The movie deals in many contrasts, not least of which has to do with the setting of the film – half of it takes place in the country side, which is idyllic in some shots and dark and foggy in others, while the other half takes place in the bustling city. Then, there’s the contrast between the “woman from the city” and Gaynor as the wife – the woman from the city is either clad in black or half disrobed, constantly smoking, overly concerned with her hair and shoes and lit harshly while the wife has plain clothes, non-descript hair, and is shot softly. There is only one main male character, the husband, but as the story unfolds he goes from a guilt-ridden, depressed, murderous monster to a light-hearted romantic hero, and the transformation is physical. In the first part of the film, O’Brien carries himself almost like Karloff would later in FRANKENSTEIN – stomping around, hunched shoulders, eyes downcast -- I wouldn't be surprised if James Whale took this as direct inspiration. O'Brien's hair is unkempt and his face is obscured by several days’ worth of stubble. Once he gets to the city, he gets cleaned up, starts walking upright, and even smiles.

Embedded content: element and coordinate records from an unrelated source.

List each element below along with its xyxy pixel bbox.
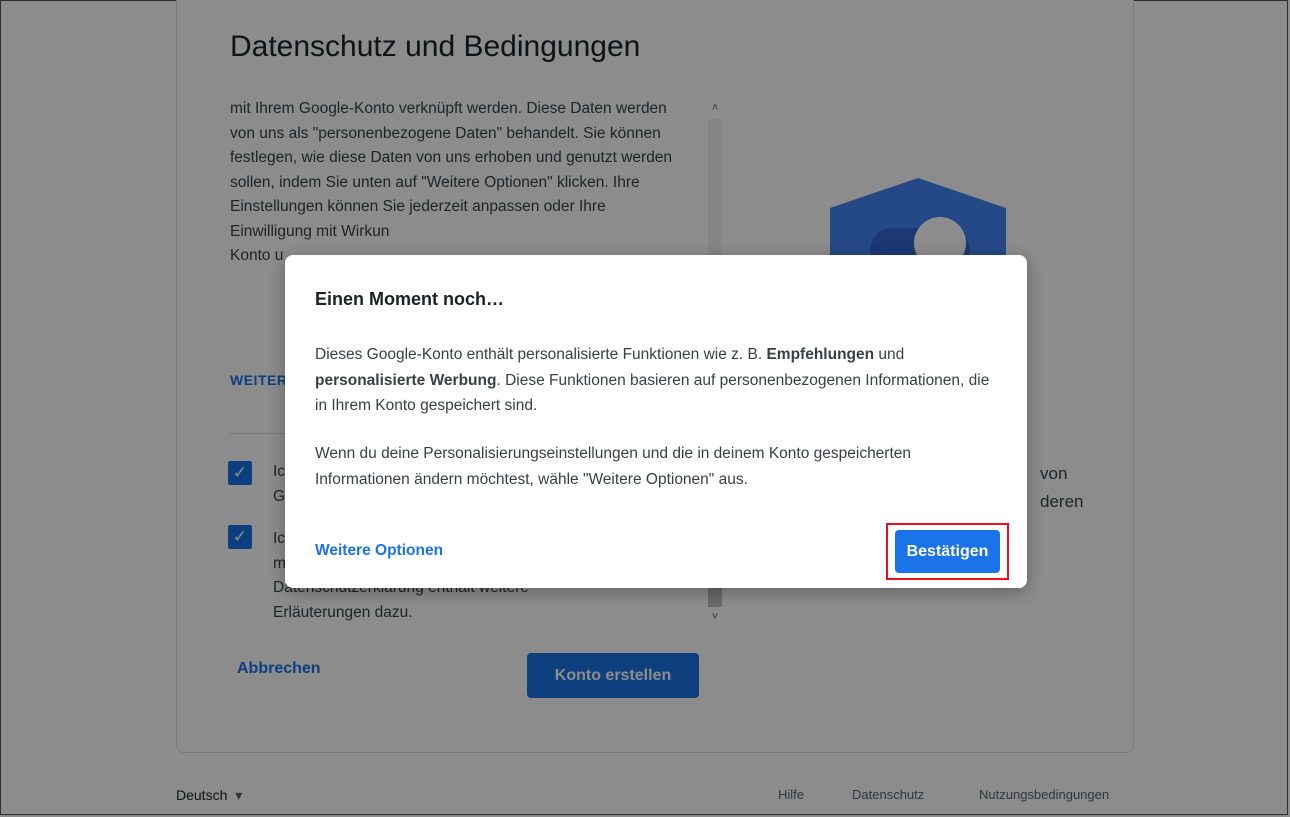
confirm-button[interactable]: Bestätigen: [895, 530, 1000, 573]
confirm-highlight: Bestätigen: [886, 523, 1009, 580]
dialog-paragraph-1: Dieses Google-Konto enthält personalisie…: [315, 346, 990, 414]
dialog-more-options-button[interactable]: Weitere Optionen: [315, 542, 443, 560]
confirm-dialog: Einen Moment noch… Dieses Google-Konto e…: [285, 255, 1027, 588]
dialog-paragraph-2: Wenn du deine Personalisierungseinstellu…: [315, 445, 912, 488]
dialog-title: Einen Moment noch…: [315, 289, 504, 309]
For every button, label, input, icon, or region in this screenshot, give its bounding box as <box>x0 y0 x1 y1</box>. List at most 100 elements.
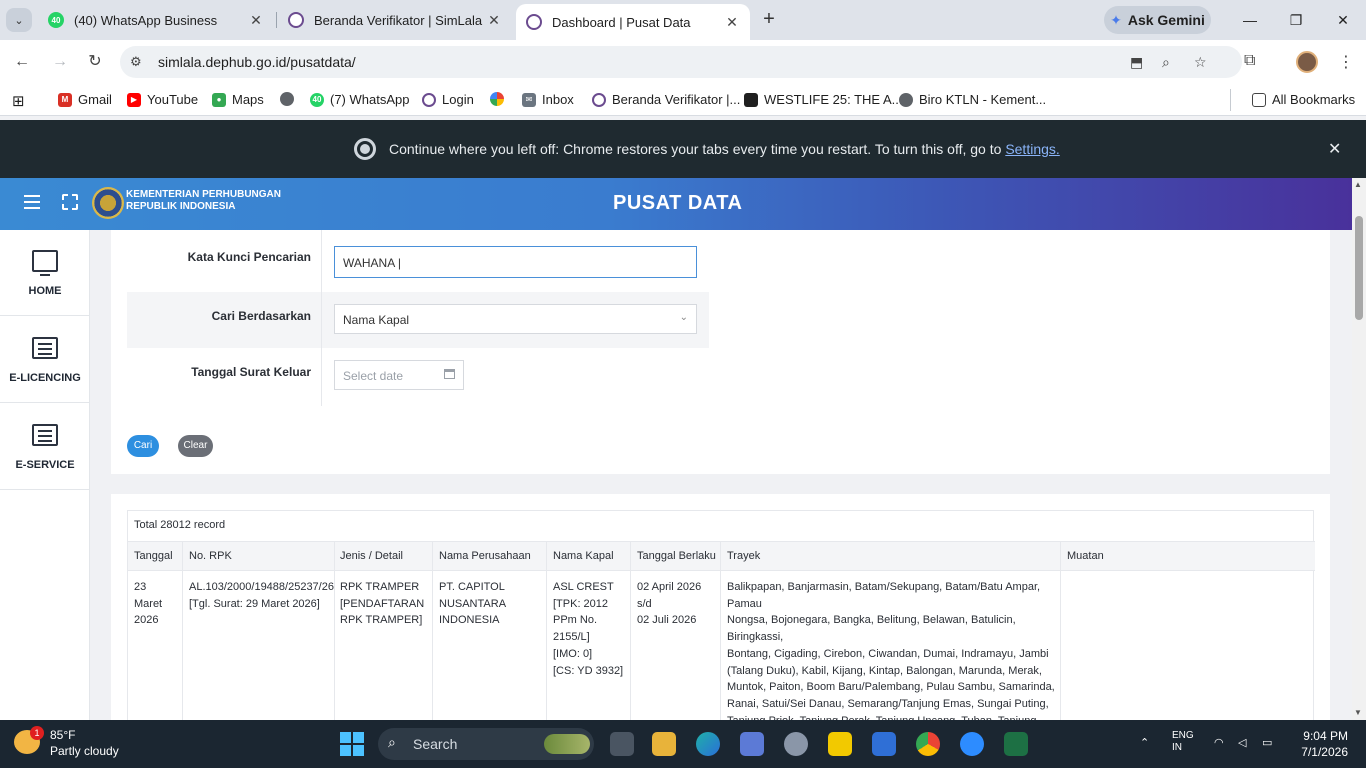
globe-icon <box>899 92 913 107</box>
zoom-icon[interactable]: ⌕ <box>1162 54 1170 71</box>
page-scrollbar[interactable]: ▲ ▼ <box>1352 178 1366 720</box>
clock[interactable]: 9:04 PM 7/1/2026 <box>1298 728 1348 760</box>
globe-icon <box>526 14 542 30</box>
app-icon[interactable] <box>784 732 808 756</box>
bookmark-gmail[interactable]: M Gmail <box>58 92 112 107</box>
app-icon[interactable] <box>872 732 896 756</box>
forward-icon[interactable]: → <box>48 50 72 74</box>
ask-gemini-label: Ask Gemini <box>1127 12 1205 28</box>
bookmark-label: Login <box>442 92 474 107</box>
taskbar-search[interactable]: ⌕ Search <box>378 728 594 760</box>
date-picker-input[interactable]: Select date <box>334 360 464 390</box>
column-divider <box>630 541 631 720</box>
menu-kebab-icon[interactable]: ⋮ <box>1338 52 1354 72</box>
form-divider <box>321 230 322 406</box>
profile-avatar[interactable] <box>1296 51 1318 73</box>
close-infobar-icon[interactable]: ✕ <box>1328 139 1341 159</box>
excel-icon[interactable] <box>1004 732 1028 756</box>
close-tab-icon[interactable]: ✕ <box>724 14 740 31</box>
tab-whatsapp[interactable]: 40 (40) WhatsApp Business ✕ <box>38 4 274 36</box>
tab-simlala[interactable]: Beranda Verifikator | SimLala ✕ <box>278 4 512 36</box>
volume-icon[interactable]: ◁ <box>1238 736 1246 749</box>
bookmark-whatsapp[interactable]: 40 (7) WhatsApp <box>310 92 409 107</box>
hamburger-menu-icon[interactable] <box>24 195 40 209</box>
search-by-select[interactable]: Nama Kapal ⌄ <box>334 304 697 334</box>
sidebar-item-label: E-LICENCING <box>9 372 81 384</box>
search-placeholder: Search <box>413 736 458 752</box>
folder-icon <box>1252 92 1266 107</box>
site-header: KEMENTERIAN PERHUBUNGAN REPUBLIK INDONES… <box>0 178 1352 230</box>
tab-search-button[interactable]: ⌄ <box>6 8 32 32</box>
sidebar-item-label: HOME <box>28 285 62 297</box>
keyword-input[interactable]: WAHANA | <box>334 246 697 278</box>
close-tab-icon[interactable]: ✕ <box>486 12 502 29</box>
weather-temperature[interactable]: 85°F <box>50 728 75 742</box>
tab-pusat-data[interactable]: Dashboard | Pusat Data ✕ <box>516 4 750 40</box>
file-explorer-icon[interactable] <box>652 732 676 756</box>
wifi-icon[interactable]: ◠ <box>1214 736 1224 749</box>
search-by-value: Nama Kapal <box>343 313 410 327</box>
zoom-icon[interactable] <box>960 732 984 756</box>
minimize-icon[interactable]: — <box>1237 8 1263 32</box>
back-icon[interactable]: ← <box>10 50 34 74</box>
bookmark-label: Beranda Verifikator |... <box>612 92 741 107</box>
clear-button[interactable]: Clear <box>178 435 213 457</box>
bookmark-globe[interactable] <box>280 92 300 106</box>
bookmark-maps[interactable]: ● Maps <box>212 92 264 107</box>
sidebar-item-e-licencing[interactable]: E-LICENCING <box>0 317 90 403</box>
battery-icon[interactable]: ▭ <box>1262 736 1272 749</box>
bookmark-login[interactable]: Login <box>422 92 474 107</box>
column-divider <box>334 541 335 720</box>
search-button[interactable]: Cari <box>127 435 159 457</box>
new-tab-button[interactable]: + <box>758 8 780 30</box>
sticky-notes-icon[interactable] <box>828 732 852 756</box>
address-bar[interactable]: ⚙ simlala.dephub.go.id/pusatdata/ ⬒ ⌕ ☆ <box>120 46 1242 78</box>
apps-grid-icon[interactable]: ⊞ <box>12 92 25 110</box>
extensions-icon[interactable]: ⧉ <box>1244 52 1255 70</box>
chevron-down-icon: ⌄ <box>679 312 688 323</box>
keyword-label: Kata Kunci Pencarian <box>187 250 311 264</box>
bookmark-westlife[interactable]: WESTLIFE 25: THE A... <box>744 92 902 107</box>
ministry-logo <box>92 187 124 219</box>
restore-infobar: Continue where you left off: Chrome rest… <box>0 120 1366 178</box>
site-info-icon[interactable]: ⚙ <box>130 54 142 70</box>
maximize-icon[interactable]: ❐ <box>1283 8 1309 32</box>
bookmark-inbox[interactable]: ✉ Inbox <box>522 92 574 107</box>
bookmark-star-icon[interactable]: ☆ <box>1194 54 1207 71</box>
bookmark-biro-ktln[interactable]: Biro KTLN - Kement... <box>899 92 1046 107</box>
language-indicator[interactable]: ENG IN <box>1172 730 1194 754</box>
scroll-down-icon[interactable]: ▼ <box>1354 708 1362 717</box>
chevron-up-icon[interactable]: ⌃ <box>1140 736 1149 749</box>
browser-toolbar: ← → ↻ ⚙ simlala.dephub.go.id/pusatdata/ … <box>0 40 1366 84</box>
task-view-icon[interactable] <box>610 732 634 756</box>
inbox-icon: ✉ <box>522 92 536 107</box>
ask-gemini-button[interactable]: ✦ Ask Gemini <box>1104 6 1211 34</box>
start-button[interactable] <box>340 732 364 756</box>
cell-trayek: Balikpapan, Banjarmasin, Batam/Sekupang,… <box>727 581 1055 720</box>
bookmark-youtube[interactable]: ▶ YouTube <box>127 92 198 107</box>
scrollbar-thumb[interactable] <box>1355 216 1363 320</box>
chrome-icon[interactable] <box>916 732 940 756</box>
ministry-name: KEMENTERIAN PERHUBUNGAN REPUBLIK INDONES… <box>126 189 281 213</box>
settings-link[interactable]: Settings. <box>1005 141 1059 157</box>
install-app-icon[interactable]: ⬒ <box>1130 54 1143 71</box>
app-icon[interactable] <box>740 732 764 756</box>
edge-icon[interactable] <box>696 732 720 756</box>
weather-description[interactable]: Partly cloudy <box>50 744 119 758</box>
sidebar: HOME E-LICENCING E-SERVICE <box>0 230 90 720</box>
bookmark-label: (7) WhatsApp <box>330 92 410 107</box>
fullscreen-icon[interactable] <box>62 194 78 210</box>
infobar-message: Continue where you left off: Chrome rest… <box>389 141 1060 157</box>
tab-separator <box>276 12 277 28</box>
youtube-icon: ▶ <box>127 92 141 107</box>
reload-icon[interactable]: ↻ <box>83 50 107 74</box>
sidebar-item-e-service[interactable]: E-SERVICE <box>0 404 90 490</box>
all-bookmarks-folder[interactable]: All Bookmarks <box>1252 92 1355 107</box>
calendar-icon <box>444 369 455 379</box>
sidebar-item-home[interactable]: HOME <box>0 230 90 316</box>
bookmark-verifikator[interactable]: Beranda Verifikator |... <box>592 92 740 107</box>
scroll-up-icon[interactable]: ▲ <box>1354 180 1362 189</box>
close-window-icon[interactable]: ✕ <box>1330 8 1356 32</box>
bookmark-pinwheel[interactable] <box>490 92 510 106</box>
close-tab-icon[interactable]: ✕ <box>248 12 264 29</box>
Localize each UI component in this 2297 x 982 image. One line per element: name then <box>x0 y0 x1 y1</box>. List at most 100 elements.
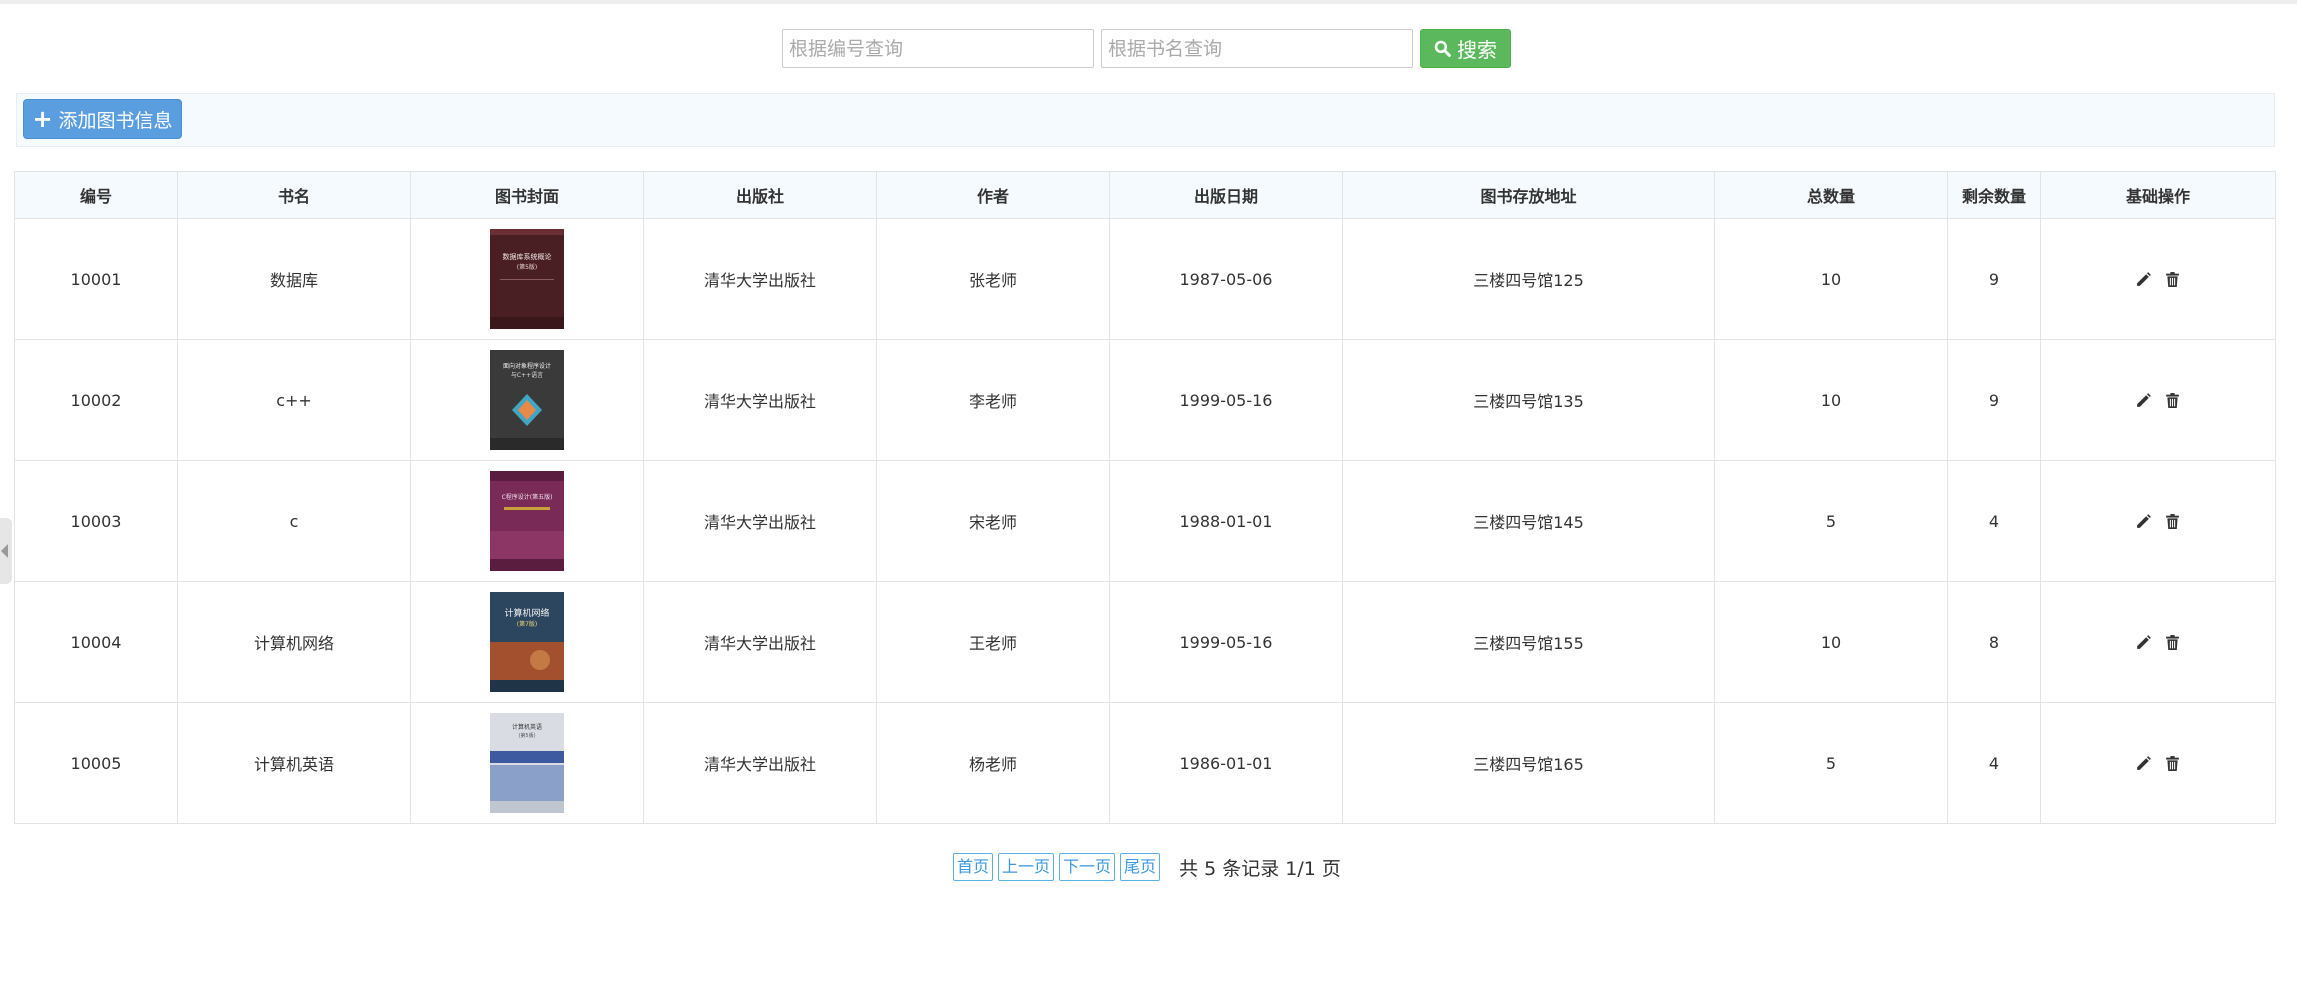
trash-icon <box>2166 392 2179 408</box>
trash-icon <box>2166 755 2179 771</box>
header-operations[interactable]: 基础操作 <box>2040 171 2276 219</box>
delete-button[interactable] <box>2164 755 2181 772</box>
table-header-row: 编号 书名 图书封面 出版社 作者 出版日期 图书存放地址 总数量 剩余数量 基… <box>14 171 2276 219</box>
cover-title-text: 计算机英语 <box>512 723 542 731</box>
cell-id: 10004 <box>14 581 178 703</box>
edit-button[interactable] <box>2135 392 2152 409</box>
book-cover-image[interactable]: 计算机英语 (第5版) <box>490 713 564 813</box>
cell-id: 10003 <box>14 460 178 582</box>
cell-operations <box>2040 339 2276 461</box>
search-button-label: 搜索 <box>1457 38 1497 62</box>
cell-id: 10005 <box>14 702 178 824</box>
toolbar: + 添加图书信息 <box>16 93 2275 147</box>
cell-operations <box>2040 218 2276 340</box>
cell-cover: 计算机英语 (第5版) <box>410 702 644 824</box>
search-icon <box>1434 40 1451 57</box>
cell-remaining: 4 <box>1947 460 2041 582</box>
header-name[interactable]: 书名 <box>177 171 411 219</box>
edit-button[interactable] <box>2135 755 2152 772</box>
cell-name: 计算机网络 <box>177 581 411 703</box>
cell-publisher: 清华大学出版社 <box>643 218 877 340</box>
last-page-link[interactable]: 尾页 <box>1120 853 1161 881</box>
book-table: 编号 书名 图书封面 出版社 作者 出版日期 图书存放地址 总数量 剩余数量 基… <box>14 171 2276 824</box>
cell-cover: C程序设计(第五版) <box>410 460 644 582</box>
pencil-icon <box>2137 513 2151 528</box>
pencil-icon <box>2137 634 2151 649</box>
cell-date: 1999-05-16 <box>1109 339 1343 461</box>
cover-subtitle-text: (第5版) <box>518 732 535 739</box>
cell-cover: 面向对象程序设计 与C++语言 <box>410 339 644 461</box>
search-by-id-input[interactable] <box>782 29 1094 68</box>
row-actions <box>2041 392 2275 409</box>
cell-publisher: 清华大学出版社 <box>643 581 877 703</box>
cell-remaining: 4 <box>1947 702 2041 824</box>
top-border <box>0 0 2297 4</box>
book-cover-image[interactable]: C程序设计(第五版) <box>490 471 564 571</box>
cell-total: 5 <box>1714 702 1948 824</box>
cover-subtitle-text: (第7版) <box>517 620 538 628</box>
book-cover-image[interactable]: 数据库系统概论 (第5版) <box>490 229 564 329</box>
first-page-link[interactable]: 首页 <box>953 853 994 881</box>
table-row: 10002 c++ 面向对象程序设计 与C++语言 清华大学出版社 李老师 19… <box>14 339 2276 461</box>
cell-publisher: 清华大学出版社 <box>643 460 877 582</box>
table-row: 10004 计算机网络 计算机网络 (第7版) 清华大学出版社 王老师 1999… <box>14 581 2276 703</box>
add-book-button[interactable]: + 添加图书信息 <box>23 99 182 139</box>
cell-author: 王老师 <box>876 581 1110 703</box>
cell-location: 三楼四号馆125 <box>1342 218 1715 340</box>
table-row: 10003 c C程序设计(第五版) 清华大学出版社 宋老师 1988-01-0… <box>14 460 2276 582</box>
cell-cover: 数据库系统概论 (第5版) <box>410 218 644 340</box>
cell-cover: 计算机网络 (第7版) <box>410 581 644 703</box>
row-actions <box>2041 513 2275 530</box>
pagination: 首页 上一页 下一页 尾页 共 5 条记录 1/1 页 <box>953 853 1341 881</box>
cell-total: 10 <box>1714 339 1948 461</box>
edit-button[interactable] <box>2135 513 2152 530</box>
header-publisher[interactable]: 出版社 <box>643 171 877 219</box>
cell-date: 1987-05-06 <box>1109 218 1343 340</box>
pencil-icon <box>2137 755 2151 770</box>
next-page-link[interactable]: 下一页 <box>1059 853 1116 881</box>
sidebar-collapse-handle[interactable] <box>0 518 12 584</box>
edit-button[interactable] <box>2135 634 2152 651</box>
row-actions <box>2041 634 2275 651</box>
trash-icon <box>2166 513 2179 529</box>
header-cover[interactable]: 图书封面 <box>410 171 644 219</box>
cell-publisher: 清华大学出版社 <box>643 339 877 461</box>
table-row: 10001 数据库 数据库系统概论 (第5版) 清华大学出版社 张老师 1987… <box>14 218 2276 340</box>
cell-author: 张老师 <box>876 218 1110 340</box>
cell-operations <box>2040 581 2276 703</box>
cell-location: 三楼四号馆145 <box>1342 460 1715 582</box>
search-by-name-input[interactable] <box>1101 29 1413 68</box>
header-id[interactable]: 编号 <box>14 171 178 219</box>
cell-operations <box>2040 702 2276 824</box>
cell-author: 李老师 <box>876 339 1110 461</box>
cell-total: 5 <box>1714 460 1948 582</box>
pencil-icon <box>2137 271 2151 286</box>
pencil-icon <box>2137 392 2151 407</box>
cell-author: 杨老师 <box>876 702 1110 824</box>
trash-icon <box>2166 271 2179 287</box>
cell-name: 数据库 <box>177 218 411 340</box>
row-actions <box>2041 755 2275 772</box>
delete-button[interactable] <box>2164 634 2181 651</box>
cell-remaining: 9 <box>1947 218 2041 340</box>
search-bar: 搜索 <box>782 29 1511 68</box>
cell-operations <box>2040 460 2276 582</box>
cell-name: c <box>177 460 411 582</box>
page-info: 共 5 条记录 1/1 页 <box>1179 857 1341 880</box>
book-cover-image[interactable]: 计算机网络 (第7版) <box>490 592 564 692</box>
cell-id: 10001 <box>14 218 178 340</box>
header-author[interactable]: 作者 <box>876 171 1110 219</box>
header-total[interactable]: 总数量 <box>1714 171 1948 219</box>
header-location[interactable]: 图书存放地址 <box>1342 171 1715 219</box>
cell-total: 10 <box>1714 581 1948 703</box>
delete-button[interactable] <box>2164 271 2181 288</box>
search-button[interactable]: 搜索 <box>1420 29 1511 68</box>
edit-button[interactable] <box>2135 271 2152 288</box>
header-remaining[interactable]: 剩余数量 <box>1947 171 2041 219</box>
prev-page-link[interactable]: 上一页 <box>998 853 1055 881</box>
header-date[interactable]: 出版日期 <box>1109 171 1343 219</box>
book-cover-image[interactable]: 面向对象程序设计 与C++语言 <box>490 350 564 450</box>
delete-button[interactable] <box>2164 513 2181 530</box>
delete-button[interactable] <box>2164 392 2181 409</box>
cell-location: 三楼四号馆155 <box>1342 581 1715 703</box>
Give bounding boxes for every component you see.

The way SUNRISE is put together is strikingly modern. The filmic language is more like modern day films than it is like films that came before it or even films that came decades after it. The camera and editing have a freedom in this film that you don’t normally see in movies prior to. . . oh, I don’t know. . . the 60s? There are lots of long takes, often involving complex camera movements, the likes of which were later associated with guys like Scorsese, Altman, PT Anderson and DePalma – except they had technology and decades of collective experience on their side.
The most famous shot is an early one in which the camera follows O’Brien over rough terrain and through overgrown trees to his secret rendezvous with Livingston at the edge of a swamp. This involves not just the camera seemingly floating around and through obstacles, but also a set that includes the foreground foliage, a distant lake, and a ghostly moon on the horizon. There are similar shots, often following characters as they walk – the camera stalks Livingston as she strolls confidently through the country town, it follows the husband and wife as they cross a street in the city busy with traffic, cars careening everywhere, and it sits stationary in a trolley, looking over the shoulder of the conductor as we travel from the country into the heart of the city. Each of these involve amazing sets as most of the film was not shot on location, but on the Fox back lot, where limited space was transformed into vast country and cityscapes thanks to the magic of forced perspective.
A lot of what I’m saying here has been informed by the insightful and stimulating commentary by John Bailey provided as a special feature on the DVD version of the film that I watched, which I listened to partially because Roger Ebert’s review of the film mentioned it. Commentaries like this can be very valuable when it comes to putting a film in the proper context, especially one removed by decades of time. So much of film language is kind of subconscious that you don’t always fully realize what you’re looking at until you take a step back to examine it outside the moment. The DVD also contains outtakes from the cutting room floor, which is a pretty amazing find for a film of this age, and especially interesting to look at in a film with such complex camera set ups. This is why the DVD format (and Blu-ray) is so great – if you have the right DVD of the right film, you can give yourself a little self-taught film appreciation class.
Still, even without all that, you can tell you’re watching something special as SUNRISE unfolds. It doesn’t look like any other silent film I’ve ever seen, and is more fluidly put together than most sound films from the following decades.